A semi-final set for Wembley on the weekend of April 16th makes little sense for two northern clubs—and a lack of rail service makes matters worse.

Aerial Views Of The London 2012 Olympic Venues Photo by Tom Shaw/Getty Images

Before 2008, FA Cup semi-finals were regularly held at neutral grounds around England with consideration given to the travelling supporters of the involved clubs. Following the opening of the costly new Wembley stadium, the situation changed.

A need to justify the investment in a permanent home for the England national team led to the semi-final dates of all clubs being moved to London. For the fans, it never made a great deal of sense.
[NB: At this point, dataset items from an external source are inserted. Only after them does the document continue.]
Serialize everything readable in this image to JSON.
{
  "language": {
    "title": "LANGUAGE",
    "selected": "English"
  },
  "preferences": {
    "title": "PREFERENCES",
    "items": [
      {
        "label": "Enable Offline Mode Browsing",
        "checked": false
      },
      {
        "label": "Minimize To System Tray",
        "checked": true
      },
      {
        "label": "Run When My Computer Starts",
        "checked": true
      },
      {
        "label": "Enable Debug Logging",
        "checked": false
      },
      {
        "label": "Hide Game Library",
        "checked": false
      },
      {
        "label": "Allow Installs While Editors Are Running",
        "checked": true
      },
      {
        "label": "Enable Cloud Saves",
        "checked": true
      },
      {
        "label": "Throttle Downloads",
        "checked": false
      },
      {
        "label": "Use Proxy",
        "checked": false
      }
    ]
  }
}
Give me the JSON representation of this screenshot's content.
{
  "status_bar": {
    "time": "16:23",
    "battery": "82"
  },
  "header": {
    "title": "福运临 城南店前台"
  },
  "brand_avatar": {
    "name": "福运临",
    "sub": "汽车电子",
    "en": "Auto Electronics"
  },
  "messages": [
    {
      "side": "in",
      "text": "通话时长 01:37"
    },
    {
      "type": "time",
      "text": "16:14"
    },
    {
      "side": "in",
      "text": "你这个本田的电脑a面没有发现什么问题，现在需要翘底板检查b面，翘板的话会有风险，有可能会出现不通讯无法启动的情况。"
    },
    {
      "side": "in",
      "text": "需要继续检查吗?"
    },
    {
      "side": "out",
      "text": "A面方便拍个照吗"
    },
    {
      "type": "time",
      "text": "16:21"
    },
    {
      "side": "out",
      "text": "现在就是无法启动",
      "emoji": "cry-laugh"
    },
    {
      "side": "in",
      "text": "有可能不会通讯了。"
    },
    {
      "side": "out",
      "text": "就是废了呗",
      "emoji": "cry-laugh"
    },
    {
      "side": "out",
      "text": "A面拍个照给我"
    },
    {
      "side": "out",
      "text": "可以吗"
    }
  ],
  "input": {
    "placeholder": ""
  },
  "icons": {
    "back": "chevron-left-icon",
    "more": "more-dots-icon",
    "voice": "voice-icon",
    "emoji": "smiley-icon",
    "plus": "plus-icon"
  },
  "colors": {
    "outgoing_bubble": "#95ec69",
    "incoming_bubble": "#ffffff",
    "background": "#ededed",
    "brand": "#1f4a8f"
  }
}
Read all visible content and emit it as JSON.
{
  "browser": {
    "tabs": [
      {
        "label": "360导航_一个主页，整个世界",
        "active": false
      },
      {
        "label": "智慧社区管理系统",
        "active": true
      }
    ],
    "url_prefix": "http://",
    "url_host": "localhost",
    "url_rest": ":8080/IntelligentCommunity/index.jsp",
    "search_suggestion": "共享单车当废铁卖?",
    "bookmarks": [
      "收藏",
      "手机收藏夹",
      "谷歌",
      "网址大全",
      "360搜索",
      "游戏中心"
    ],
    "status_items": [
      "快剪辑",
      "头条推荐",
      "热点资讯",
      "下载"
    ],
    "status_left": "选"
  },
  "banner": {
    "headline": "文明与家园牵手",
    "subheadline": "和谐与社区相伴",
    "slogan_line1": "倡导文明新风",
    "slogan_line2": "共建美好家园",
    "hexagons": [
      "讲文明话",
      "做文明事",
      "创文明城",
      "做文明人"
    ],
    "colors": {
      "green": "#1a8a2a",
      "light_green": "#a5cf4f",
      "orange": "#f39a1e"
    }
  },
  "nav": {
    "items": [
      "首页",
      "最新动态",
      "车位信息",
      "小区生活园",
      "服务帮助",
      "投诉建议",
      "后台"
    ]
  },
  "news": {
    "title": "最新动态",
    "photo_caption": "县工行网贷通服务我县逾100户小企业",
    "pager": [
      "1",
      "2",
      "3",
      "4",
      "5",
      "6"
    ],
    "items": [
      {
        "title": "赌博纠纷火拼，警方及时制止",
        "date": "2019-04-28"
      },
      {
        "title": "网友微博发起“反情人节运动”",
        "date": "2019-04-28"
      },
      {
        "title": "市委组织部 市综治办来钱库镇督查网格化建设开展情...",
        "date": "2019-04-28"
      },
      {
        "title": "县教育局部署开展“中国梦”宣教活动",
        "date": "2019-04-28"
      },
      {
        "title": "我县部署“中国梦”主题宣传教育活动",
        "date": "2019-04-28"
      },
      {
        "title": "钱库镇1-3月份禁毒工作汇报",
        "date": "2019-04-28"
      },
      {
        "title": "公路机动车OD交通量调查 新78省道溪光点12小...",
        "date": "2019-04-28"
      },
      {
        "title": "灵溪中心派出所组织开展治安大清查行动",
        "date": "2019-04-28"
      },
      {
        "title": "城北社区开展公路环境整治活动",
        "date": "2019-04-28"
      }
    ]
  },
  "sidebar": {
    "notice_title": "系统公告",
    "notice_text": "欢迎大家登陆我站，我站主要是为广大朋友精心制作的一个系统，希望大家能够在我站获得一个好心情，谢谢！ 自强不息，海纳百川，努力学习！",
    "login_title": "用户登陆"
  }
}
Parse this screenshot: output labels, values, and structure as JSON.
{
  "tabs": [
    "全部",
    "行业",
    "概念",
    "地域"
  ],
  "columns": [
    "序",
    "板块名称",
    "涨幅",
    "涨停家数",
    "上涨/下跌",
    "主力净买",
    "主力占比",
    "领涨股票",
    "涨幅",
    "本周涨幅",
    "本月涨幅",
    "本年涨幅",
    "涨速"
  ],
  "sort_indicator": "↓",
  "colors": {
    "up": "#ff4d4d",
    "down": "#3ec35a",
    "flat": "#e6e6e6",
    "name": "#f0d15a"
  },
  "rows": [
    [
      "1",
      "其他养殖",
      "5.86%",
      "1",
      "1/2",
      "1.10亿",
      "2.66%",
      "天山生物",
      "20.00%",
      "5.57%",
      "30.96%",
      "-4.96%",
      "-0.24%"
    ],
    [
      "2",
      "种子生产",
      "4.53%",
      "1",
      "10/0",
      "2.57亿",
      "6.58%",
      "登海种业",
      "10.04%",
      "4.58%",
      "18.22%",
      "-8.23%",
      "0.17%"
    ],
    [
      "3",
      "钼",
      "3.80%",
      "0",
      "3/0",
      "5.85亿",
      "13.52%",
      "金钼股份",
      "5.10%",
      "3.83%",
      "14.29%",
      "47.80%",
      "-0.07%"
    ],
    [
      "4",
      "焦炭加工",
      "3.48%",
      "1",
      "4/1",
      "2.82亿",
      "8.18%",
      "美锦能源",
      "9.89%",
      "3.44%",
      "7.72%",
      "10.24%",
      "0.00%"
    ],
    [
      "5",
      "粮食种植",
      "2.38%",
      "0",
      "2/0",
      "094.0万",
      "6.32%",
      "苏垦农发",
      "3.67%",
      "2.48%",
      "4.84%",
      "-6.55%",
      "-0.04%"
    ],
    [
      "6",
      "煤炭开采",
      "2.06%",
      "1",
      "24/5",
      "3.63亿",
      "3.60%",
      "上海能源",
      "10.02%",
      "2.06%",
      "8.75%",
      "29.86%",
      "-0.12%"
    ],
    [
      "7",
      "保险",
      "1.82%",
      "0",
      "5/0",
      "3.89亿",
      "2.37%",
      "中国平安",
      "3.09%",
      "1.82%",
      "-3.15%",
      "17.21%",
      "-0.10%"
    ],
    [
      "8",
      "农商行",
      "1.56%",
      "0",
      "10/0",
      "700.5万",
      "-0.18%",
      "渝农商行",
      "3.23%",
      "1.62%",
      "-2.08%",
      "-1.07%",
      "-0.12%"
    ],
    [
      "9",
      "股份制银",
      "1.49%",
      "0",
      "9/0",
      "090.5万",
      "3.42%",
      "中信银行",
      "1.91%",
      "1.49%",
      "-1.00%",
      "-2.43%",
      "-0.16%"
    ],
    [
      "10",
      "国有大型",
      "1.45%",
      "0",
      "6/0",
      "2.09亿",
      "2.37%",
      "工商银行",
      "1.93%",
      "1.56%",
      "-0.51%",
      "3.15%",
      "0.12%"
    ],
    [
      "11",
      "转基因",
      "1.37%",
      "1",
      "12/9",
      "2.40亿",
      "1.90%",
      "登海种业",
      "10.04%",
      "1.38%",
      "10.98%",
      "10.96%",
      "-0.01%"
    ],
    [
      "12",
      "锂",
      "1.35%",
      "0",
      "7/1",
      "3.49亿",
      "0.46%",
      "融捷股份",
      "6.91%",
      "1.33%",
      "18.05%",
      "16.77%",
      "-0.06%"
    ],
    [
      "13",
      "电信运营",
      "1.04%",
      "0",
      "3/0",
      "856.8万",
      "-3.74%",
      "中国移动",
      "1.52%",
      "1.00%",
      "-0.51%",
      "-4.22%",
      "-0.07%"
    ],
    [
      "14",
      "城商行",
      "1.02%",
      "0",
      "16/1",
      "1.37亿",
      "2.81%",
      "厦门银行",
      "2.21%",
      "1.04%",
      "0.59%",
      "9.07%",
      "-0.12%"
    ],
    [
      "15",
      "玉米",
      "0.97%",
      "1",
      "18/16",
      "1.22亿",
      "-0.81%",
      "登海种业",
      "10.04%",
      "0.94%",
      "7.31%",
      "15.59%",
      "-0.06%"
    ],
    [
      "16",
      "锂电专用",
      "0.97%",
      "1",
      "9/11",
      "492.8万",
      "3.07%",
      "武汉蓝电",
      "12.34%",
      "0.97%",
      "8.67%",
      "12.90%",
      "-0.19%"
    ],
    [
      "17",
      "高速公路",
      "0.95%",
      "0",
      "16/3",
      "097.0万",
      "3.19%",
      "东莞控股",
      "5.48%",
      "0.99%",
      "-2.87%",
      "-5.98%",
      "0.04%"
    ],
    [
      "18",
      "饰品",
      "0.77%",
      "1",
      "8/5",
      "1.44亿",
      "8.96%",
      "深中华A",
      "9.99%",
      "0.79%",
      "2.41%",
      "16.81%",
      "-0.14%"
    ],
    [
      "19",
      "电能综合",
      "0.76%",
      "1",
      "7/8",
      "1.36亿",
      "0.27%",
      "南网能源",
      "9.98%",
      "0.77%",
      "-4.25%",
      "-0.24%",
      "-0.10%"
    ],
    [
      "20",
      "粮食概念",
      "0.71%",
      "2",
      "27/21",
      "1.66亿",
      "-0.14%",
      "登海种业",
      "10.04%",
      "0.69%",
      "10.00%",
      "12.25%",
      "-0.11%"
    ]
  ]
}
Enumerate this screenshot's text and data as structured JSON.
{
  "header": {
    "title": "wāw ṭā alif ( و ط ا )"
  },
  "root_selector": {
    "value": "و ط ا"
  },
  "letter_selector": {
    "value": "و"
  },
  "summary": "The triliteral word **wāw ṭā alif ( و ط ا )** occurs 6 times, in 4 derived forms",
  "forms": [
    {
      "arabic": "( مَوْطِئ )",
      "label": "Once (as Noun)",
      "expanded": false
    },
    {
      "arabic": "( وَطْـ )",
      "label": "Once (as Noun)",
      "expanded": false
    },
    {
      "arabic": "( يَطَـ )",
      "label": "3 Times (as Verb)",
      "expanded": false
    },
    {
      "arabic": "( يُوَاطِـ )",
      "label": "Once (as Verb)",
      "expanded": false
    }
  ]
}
It also diluted the uniqueness of Wembley as the final host.

Yet as so often the case, the concerns of fans were seen as less important than the financial considerations of those with power in the game, and few give much thought or complaint any more when semi-final dates at Wembley are announced each season.

The inconsideration for fans and insistence on Wembley as a permanent semi-final host is bad at the best of times. This year, with track construction scheduled for Easter meaning no trains will run from Liverpool or Manchester to London, it’s ridiculous.

Liverpool are set to face Manchester City. Two sets of fans from northern clubs will be asked to travel en masse to London on a weekend with no train service. As many as 64,000 seats will be allocated. The FA appear to have given this no consideration.

Understandably, supporters groups are asking for a change of venue, and the FA are said to be reactively and after the fact scrambling for a solution—though rather tellingly, it’s said to be a scramble without the supporters groups having been involved.

In the past, venues like Villa Park in Birmingham and Old Trafford in Manchester were semi-final host sites. With Aston Villa’s stadium free over Easter as Liverpool had previously been set to play Villa on that weekend, there seems an obvious solution.

A stadium that used to regularly host the FA Cup semi-final and one that was until recently expecting to host a game that weekend and now isn’t. A stadium closer to the homes of both clubs and that their fans might actually be able to get to.

The only reason not to make the switch would be if the FA fear setting a precedent that could deprive Wembley of revenue in future years. We’ll soon find out, then, whether they care at all for the fans. We’ll hope, but we won’t hold our breath.